Я тут же пожалела о том, что спросила, потому что Шурик изменился в лице и отвел взгляд. Это длилось всего мгновение, но достаточно, чтобы я поняла, как плохи дела.
– Он в реанимации, – подтвердил мое предположение Карелин. – Но это не должно вас беспокоить: проблема в алкогольной зависимости. У отца развилась эмпиема, а у пьющих она протекает гораздо…

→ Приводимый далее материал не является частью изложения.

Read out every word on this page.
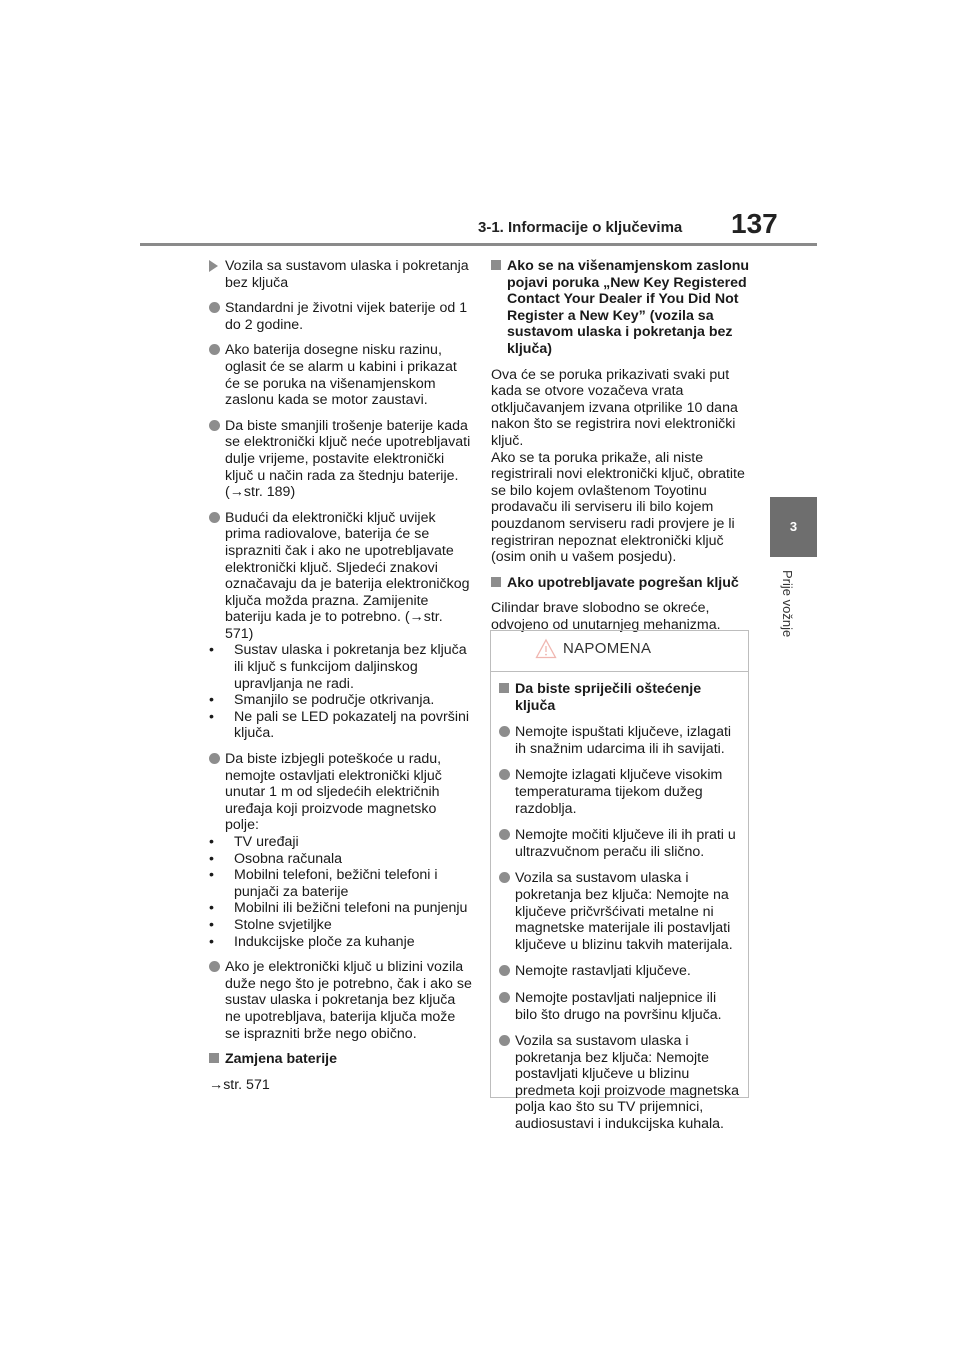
3-1. Informacije o ključevima 137
3
Prije vožnje
Vozila sa sustavom ulaska i pokretanja bez ključa
Standardni je životni vijek baterije od 1 do 2 godine.
Ako baterija dosegne nisku razinu, oglasit će se alarm u kabini i prikazat će se poruka na višenamjenskom zaslonu kada se motor zaustavi.
Da biste smanjili trošenje baterije kada se elektronički ključ neće upotrebljavati dulje vrijeme, postavite elektronički ključ u način rada za štednju baterije. (→str. 189)
Budući da elektronički ključ uvijek prima radiovalove, baterija će se isprazniti čak i ako ne upotrebljavate elektronički ključ. Sljedeći znakovi označavaju da je baterija elektroničkog ključa možda prazna. Zamijenite bateriju kada je to potrebno. (→str. 571)
• Sustav ulaska i pokretanja bez ključa ili ključ s funkcijom daljinskog upravljanja ne radi.
• Smanjilo se područje otkrivanja.
• Ne pali se LED pokazatelj na površini ključa.
Da biste izbjegli poteškoće u radu, nemojte ostavljati elektronički ključ unutar 1 m od sljedećih električnih uređaja koji proizvode magnetsko polje:
• TV uređaji
• Osobna računala
• Mobilni telefoni, bežični telefoni i punjači za baterije
• Mobilni ili bežični telefoni na punjenju
• Stolne svjetiljke
• Indukcijske ploče za kuhanje
Ako je elektronički ključ u blizini vozila duže nego što je potrebno, čak i ako se sustav ulaska i pokretanja bez ključa ne upotrebljava, baterija ključa može se isprazniti brže nego obično.
Zamjena baterije
→str. 571
Ako se na višenamjenskom zaslonu pojavi poruka „New Key Registered Contact Your Dealer if You Did Not Register a New Key” (vozila sa sustavom ulaska i pokretanja bez ključa)
Ova će se poruka prikazivati svaki put kada se otvore vozačeva vrata otključavanjem izvana otprilike 10 dana nakon što se registrira novi elektronički ključ.
Ako se ta poruka prikaže, ali niste registrirali novi elektronički ključ, obratite se bilo kojem ovlaštenom Toyotinu prodavaču ili serviseru ili bilo kojem pouzdanom serviseru radi provjere je li registriran nepoznat elektronički ključ (osim onih u vašem posjedu).
Ako upotrebljavate pogrešan ključ
Cilindar brave slobodno se okreće, odvojeno od unutarnjeg mehanizma.
NAPOMENA
Da biste spriječili oštećenje ključa
Nemojte ispuštati ključeve, izlagati ih snažnim udarcima ili ih savijati.
Nemojte izlagati ključeve visokim temperaturama tijekom dužeg razdoblja.
Nemojte močiti ključeve ili ih prati u ultrazvučnom peraču ili slično.
Vozila sa sustavom ulaska i pokretanja bez ključa: Nemojte na ključeve pričvršćivati metalne ni magnetske materijale ili postavljati ključeve u blizinu takvih materijala.
Nemojte rastavljati ključeve.
Nemojte postavljati naljepnice ili bilo što drugo na površinu ključa.
Vozila sa sustavom ulaska i pokretanja bez ključa: Nemojte postavljati ključeve u blizinu predmeta koji proizvode magnetska polja kao što su TV prijemnici, audiosustavi i indukcijska kuhala.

– Что ты сказал? – переспросила я, когда неожиданно вырвавшееся слово резануло мне слух.
– Я сказал, что не нужно…
– Нет-нет, не пытайся меня надуть, Шурик! – замахала я руками. – Что ты имел в виду, когда сказал «у отца»?
– Ну, хорошо… Рыжов – мой отец, и что?
– Да ничего, просто… Зачем надо было это скрывать?
– Чтобы никто не говорил о непотизме, к примеру, – сказал Шурик, присаживаясь на край моей койки. Его плечи опустились, и я поняла, что парень, несмотря на понятное беспокойство и страх, испытывает облегчение оттого, что пришлось рассказать правду.
– Кто еще в курсе? – спросила я.
– Здесь – никто.
– И Лицкявичус?
– Даже он.
– Но, погоди, как такое возможно – не знать о ребенке собственного приятеля?